Name: Thomas Lloyd Jones
Pseudonym: Gwenffrwd
Date of birth: 1810
Date of death: 1834
Gender: Male
Occupation: poet
Area of activity: Poetry
Author: Robert Thomas Jenkins

He is said to have been born at Brynffordd (then in the parish of Ysgeifiog), but there is no confirmation of this - others have suggested Holywell or Whitford as his native parish. The 'Lloyd' in his name was perhaps a later addition, though it occurs in the name of an uncle of his.

He worked in a cotton-mill at Greenfield, Holywell, up to the age of about 18, and then became clerk to Thomas Jones (1802 - 1851), a solicitor whose office was in Chapel Street, Holywell.

From an early age he wrote poetry (his Welsh translation of ' Hymn of the Seasons ' (Thompson won a prize at the Trelawnyd eisteddfod in 1829), and contributed verse to the periodicals. His only book is Ceinion Awen y Cymry, published at Denbigh in 1831; it is an anthology of Welsh poems including some of his own work and some verse translations from the English, done by him, and is dedicated to William Owen Pughe. An elegy of his on Ifor Ceri (John Jenkins, 1770 - 1829) won the prize at the Beaumaris eisteddfod of 1832.
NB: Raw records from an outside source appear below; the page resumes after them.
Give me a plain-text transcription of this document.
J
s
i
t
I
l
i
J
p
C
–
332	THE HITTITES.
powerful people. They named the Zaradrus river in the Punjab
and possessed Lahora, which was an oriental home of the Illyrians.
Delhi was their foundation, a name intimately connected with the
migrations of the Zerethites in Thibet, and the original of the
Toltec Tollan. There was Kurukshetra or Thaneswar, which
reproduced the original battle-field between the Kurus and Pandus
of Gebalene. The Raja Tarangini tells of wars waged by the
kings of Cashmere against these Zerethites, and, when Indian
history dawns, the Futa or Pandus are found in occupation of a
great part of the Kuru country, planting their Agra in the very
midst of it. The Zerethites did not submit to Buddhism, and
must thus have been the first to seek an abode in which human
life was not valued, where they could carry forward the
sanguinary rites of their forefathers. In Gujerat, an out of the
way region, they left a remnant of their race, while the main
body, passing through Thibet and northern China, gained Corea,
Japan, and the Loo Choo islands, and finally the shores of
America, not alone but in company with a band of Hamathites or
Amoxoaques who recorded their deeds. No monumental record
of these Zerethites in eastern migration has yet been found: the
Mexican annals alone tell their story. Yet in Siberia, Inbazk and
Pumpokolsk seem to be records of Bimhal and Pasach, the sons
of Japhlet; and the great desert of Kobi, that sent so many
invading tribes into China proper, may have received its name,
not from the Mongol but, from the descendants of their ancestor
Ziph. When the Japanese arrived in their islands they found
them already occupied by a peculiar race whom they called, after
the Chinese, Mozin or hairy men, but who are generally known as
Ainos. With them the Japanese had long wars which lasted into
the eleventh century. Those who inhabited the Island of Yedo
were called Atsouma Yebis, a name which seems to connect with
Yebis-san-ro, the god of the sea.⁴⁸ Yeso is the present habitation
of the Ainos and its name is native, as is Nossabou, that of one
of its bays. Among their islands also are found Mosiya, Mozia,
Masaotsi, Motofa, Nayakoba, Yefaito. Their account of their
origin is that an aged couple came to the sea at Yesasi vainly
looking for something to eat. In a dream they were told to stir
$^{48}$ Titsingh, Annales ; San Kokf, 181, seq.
He moved from Holywell to Denbigh - it was from here that he wrote a letter to R.L. Morris, Holywell, which was published in Adgof uwch Angof, and it was there that he wrote ' Llinellau for Y Gwyliedydd, August 1830. He was clerk to the solicitor William Jones ('Gwrgant '; 1803 - 1886 at St. Asaph before moving to Liverpool where he resided when he wrote the elegy to John Jenkins ('Ifor Ceri ', 1770 - 1829) which won at Beaumaris eisteddfod.

He emigrated to the U.S.A., arriving at Mobile (Alabama) early in 1834, and he was schoolmaster at Spring Hill near Mobile when he died of yellow fever, 16 August 1834. It was from Philadelphia that he sent the poem ' Syniadau ar y Môr ' which was published in Seren Gomer, August 1833. He sent a poem (which did not win a prize) in memory of his patron Archdeacon Beynon to the Gwent and Dyfed royal eisteddfod at Cardiff 1834, but he died four days before the eisteddfod opened.